Computing per sample gradient w.r.t. last layer's parameters

Hi everyone,

I’m trying to implement importance sampling based on into my PyTorch project.

My code:

size = len(dataloader.dataset)
for batch, (X, y) in enumerate(dataloader):
    X, y =,
    pred = model(X)

    # Compute per sample loss
    per_sample_loss_fn = torch.nn.CrossEntropyLoss(reduction='none')
    per_sample_loss = per_sample_loss_fn(pred, y)

    # Compute per sample gradient w.r.t. the last layer
    last_layer_params = model.lin3.parameters()
    per_sample_last_layer_grads = torch.autograd.grad(per_sample_loss, last_layer_params)

    # Compute prediction error
    loss = loss_fn(pred, y)

    # Backpropagation

I am getting the following error when computing the per sample gradients w.r.t. the last layer:

  File "/home/stdmichal/.pycharm_helpers/pydev/_pydev_imps/", line 18, in execfile
    exec(compile(contents+"\n", file, 'exec'), glob, loc)
  File "/tmp/pycharm_project_451/", line 128, in <module>
    idx, scores = train(train_dataloader, model, loss_fn, optimizer)
  File "/tmp/pycharm_project_451/", line 46, in train
    per_sample_last_layer_grads = torch.autograd.grad(per_sample_loss, last_layer_params)
  File "/home/stdmichal/miniconda3/envs/pytorch_env/lib/python3.7/site-packages/torch/autograd/", line 218, in grad
    grad_outputs_ = _make_grads(outputs, grad_outputs_)
  File "/home/stdmichal/miniconda3/envs/pytorch_env/lib/python3.7/site-packages/torch/autograd/", line 50, in _make_grads
    raise RuntimeError("grad can be implicitly created only for scalar outputs")
RuntimeError: grad can be implicitly created only for scalar outputs

I found some similar problems (1, 2) but I am not trying to compute the whole backprop as in 1 nor can I reduce the loss as I need per sample gradients to determine sample’s importance.

What would be the correct way to do this please?


Instead of manually trying to calculate grads, we can add hooks to tap into the grad while doing the backward propagation

loss = torch.nn.MSELoss()
optimizer = optim.Adam(model.parameters(), lr=0.001)

global grad_val
def get_grad(x):
    global grad_val
    grad_val = copy.copy(x)
    return x
model.layer3.weight.register_hook(lambda x: get_grad(x))
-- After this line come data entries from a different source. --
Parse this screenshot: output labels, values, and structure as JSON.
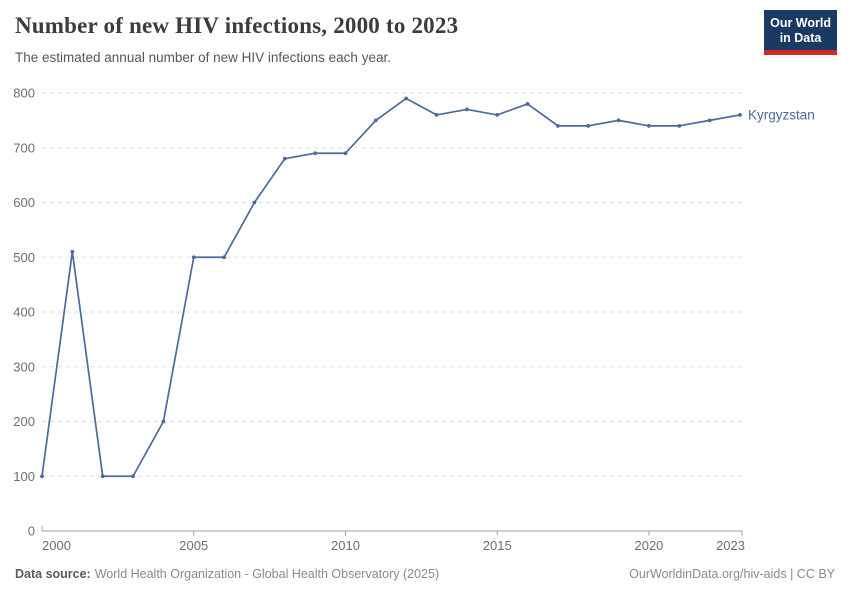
{
  "header": {
    "title": "Number of new HIV infections, 2000 to 2023",
    "subtitle": "The estimated annual number of new HIV infections each year.",
    "logo_line1": "Our World",
    "logo_line2": "in Data"
  },
  "chart_data": {
    "type": "line",
    "title": "Number of new HIV infections, 2000 to 2023",
    "x": [
      2000,
      2001,
      2002,
      2003,
      2004,
      2005,
      2006,
      2007,
      2008,
      2009,
      2010,
      2011,
      2012,
      2013,
      2014,
      2015,
      2016,
      2017,
      2018,
      2019,
      2020,
      2021,
      2022,
      2023
    ],
    "series": [
      {
        "name": "Kyrgyzstan",
        "color": "#4C6A9C",
        "values": [
          100,
          510,
          100,
          100,
          200,
          500,
          500,
          600,
          680,
          690,
          690,
          750,
          790,
          760,
          770,
          760,
          780,
          740,
          740,
          750,
          740,
          740,
          750,
          760
        ]
      }
    ],
    "xlabel": "",
    "ylabel": "",
    "ylim": [
      0,
      800
    ],
    "yticks": [
      0,
      100,
      200,
      300,
      400,
      500,
      600,
      700,
      800
    ],
    "xticks": [
      2000,
      2005,
      2010,
      2015,
      2020,
      2023
    ],
    "grid": "horizontal-dashed",
    "legend_position": "line-end-label"
  },
  "footer": {
    "source_label": "Data source:",
    "source_text": "World Health Organization - Global Health Observatory (2025)",
    "credit": "OurWorldinData.org/hiv-aids | CC BY"
  },
  "colors": {
    "line": "#4C6A9C",
    "grid": "#DEDEDE",
    "axis": "#A1A1A1",
    "tick_text": "#6E6E6E",
    "title_text": "#3C3C3C",
    "subtitle_text": "#565656",
    "footer_text": "#8A8A8A",
    "logo_bg": "#1A3A63",
    "logo_stripe": "#CE2B26"
  }
}
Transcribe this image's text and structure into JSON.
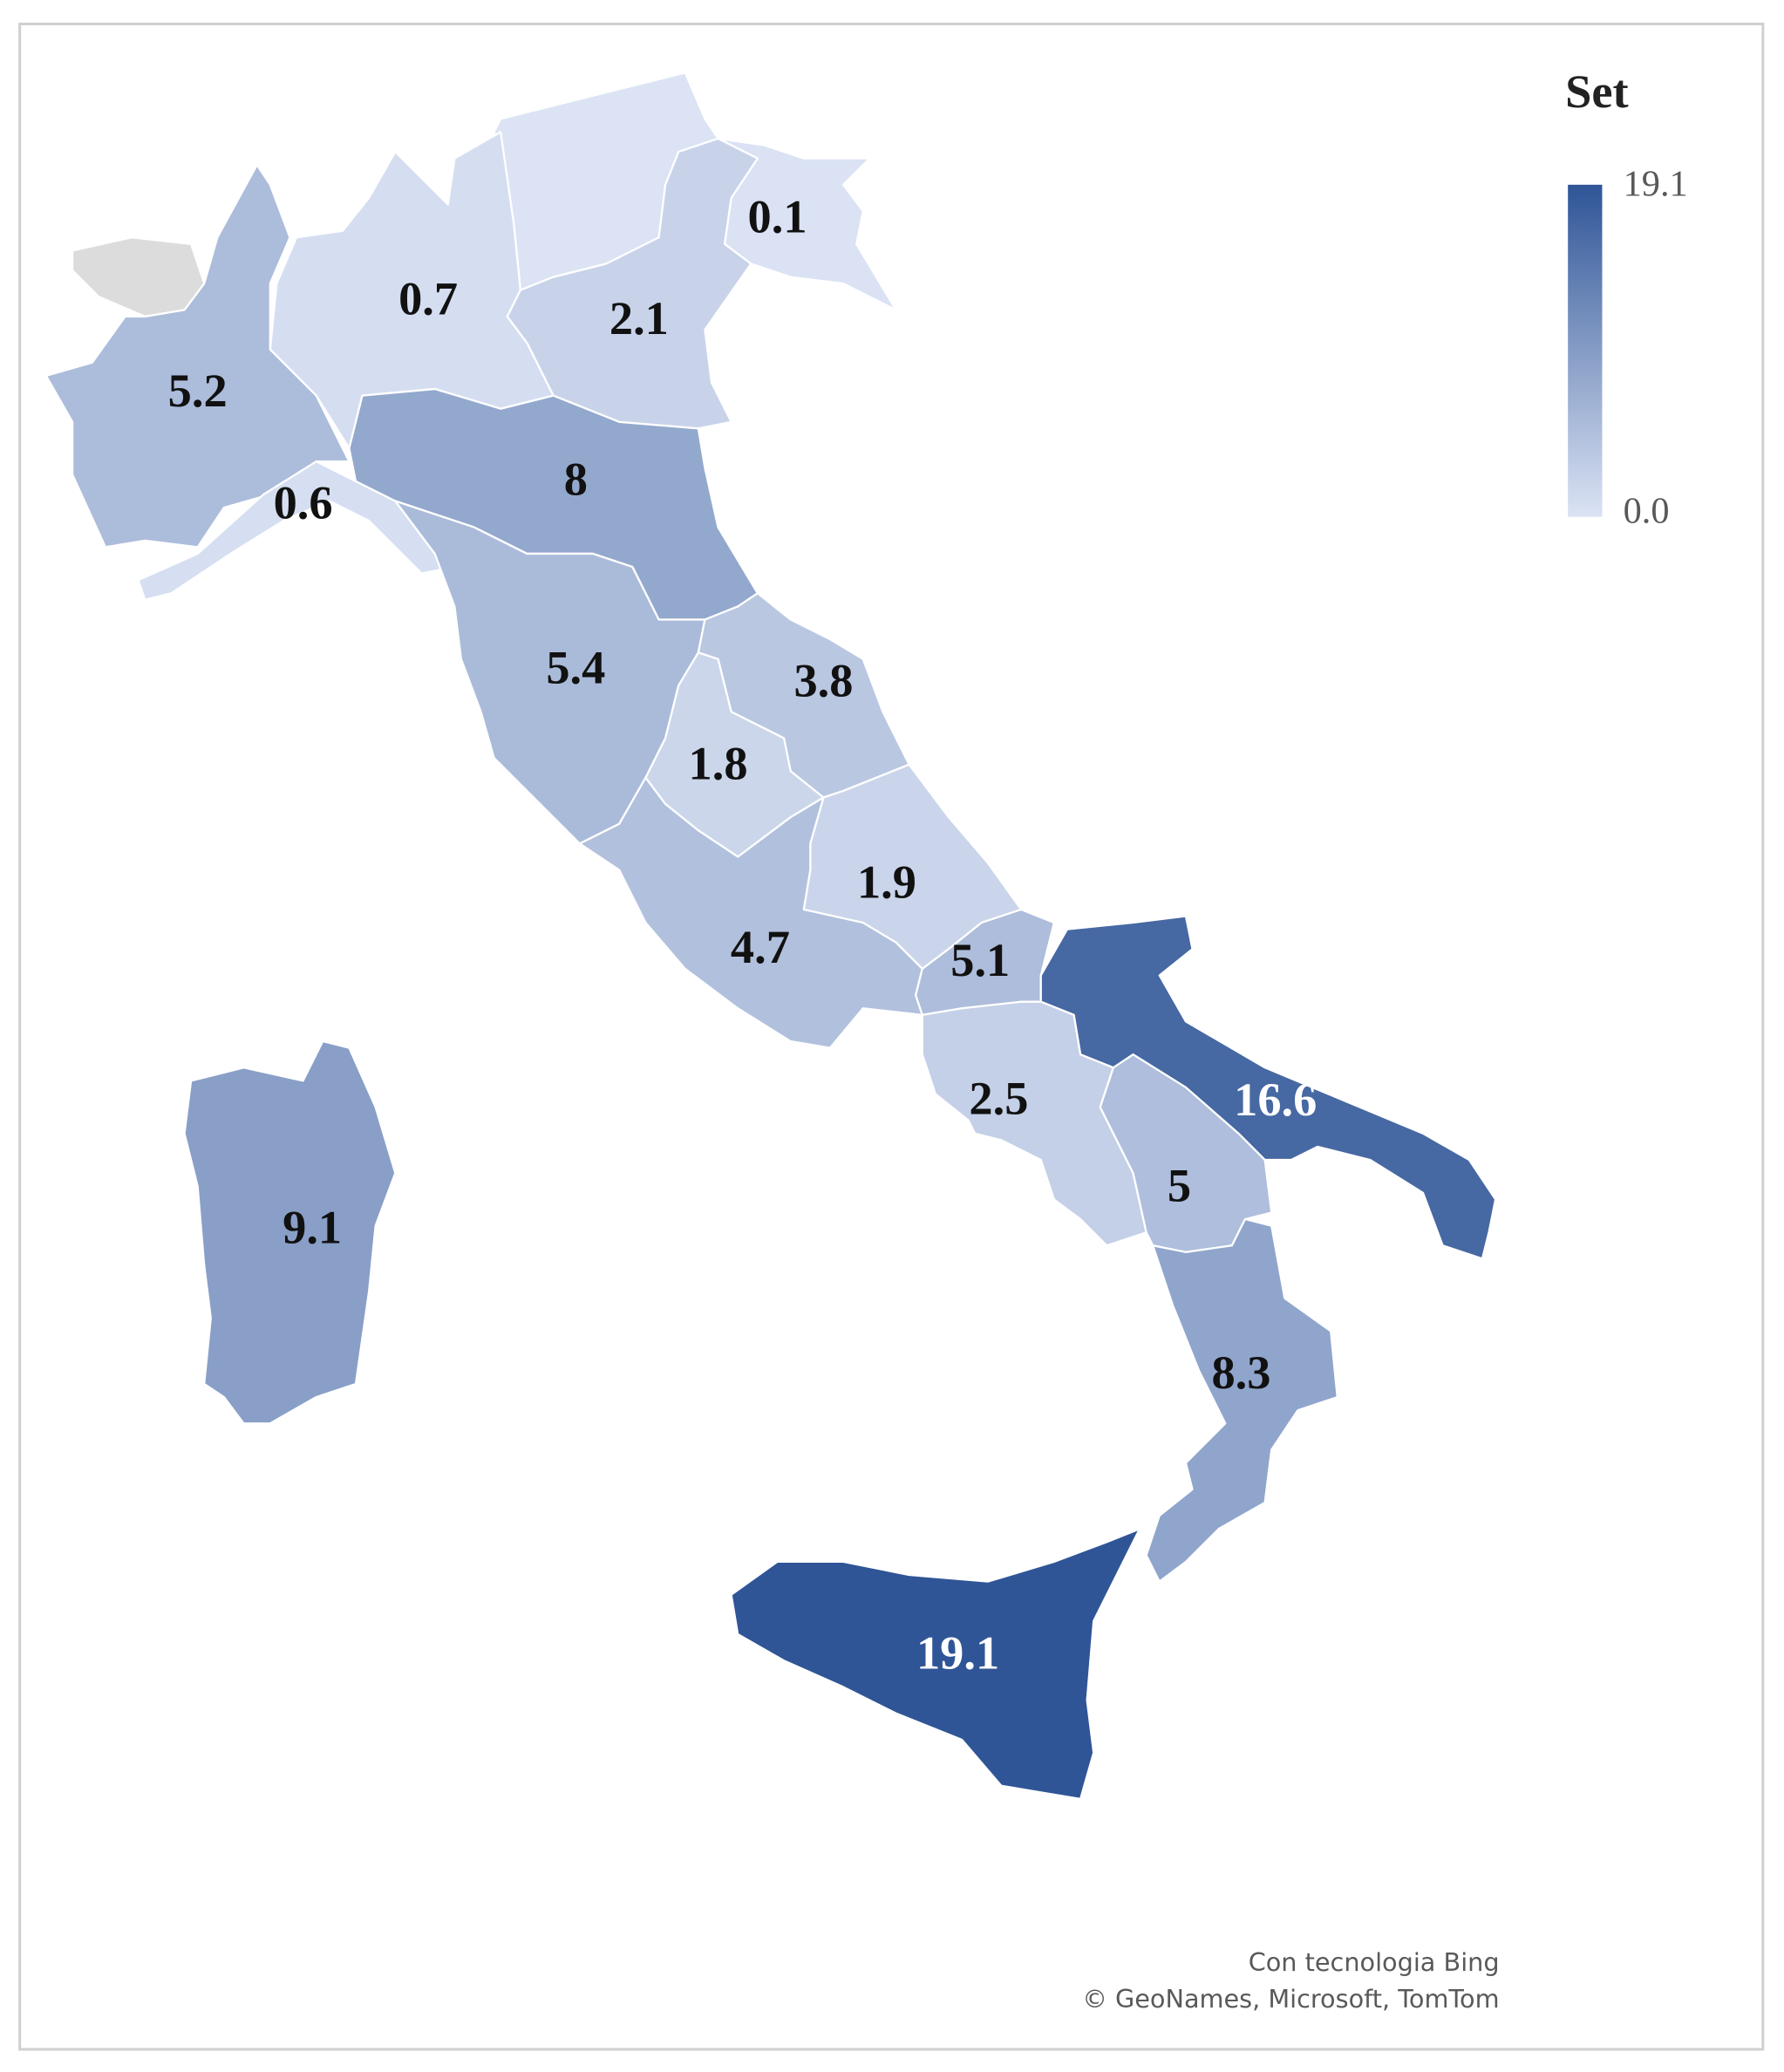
{
  "chart_data": {
    "type": "choropleth",
    "legend_title": "Set",
    "values": [
      0.1,
      0.7,
      2.1,
      5.2,
      0.6,
      8,
      5.4,
      3.8,
      1.8,
      1.9,
      4.7,
      5.1,
      16.6,
      2.5,
      5,
      8.3,
      9.1,
      19.1
    ],
    "clim": [
      0,
      19.1
    ],
    "cticks": [
      {
        "value": 0,
        "label": "0.0"
      },
      19.1
    ],
    "colors": [
      "#dbe3f4",
      "#2f5597"
    ],
    "attribution": [
      "Con tecnologia Bing",
      "© GeoNames, Microsoft, TomTom"
    ]
  }
}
for cur_epoch in range(10):
    output = model(X)
    final_loss = loss(output, y)
    print("Cur grad is {0}".format(grad_val))
    print("Epoch {0} Loss is {1}".format(cur_epoch, final_loss.item()))

Thank you very much for your response. Sadly, I am not sure this is applicable in my case. In the final implementation, I need to compute the gradient for each sample separately (which could be solved by running with batch size of 1). Furthermore I want to avoid computing the whole back propagation to optimize performance and use just the gradient of the last layer to approximate the gradient norm per sample (as suggested in the paper, the code I posted is just a snippet where I’m trying to test the process).

Is there a way to make PyTorch compute the gradient just for some layers (in my case the only the last layer)?

Expanding upon what @anantguptadbl has stated you can get per-sample gradients via the use of registering forward_pre hooks and full_backward hooks. You can read more here

I managed to implement everything by modifying autograd-hacks package and setting all but the last trainable layer to not require gradient to speed it up. Implementation is working now, thank you everyone!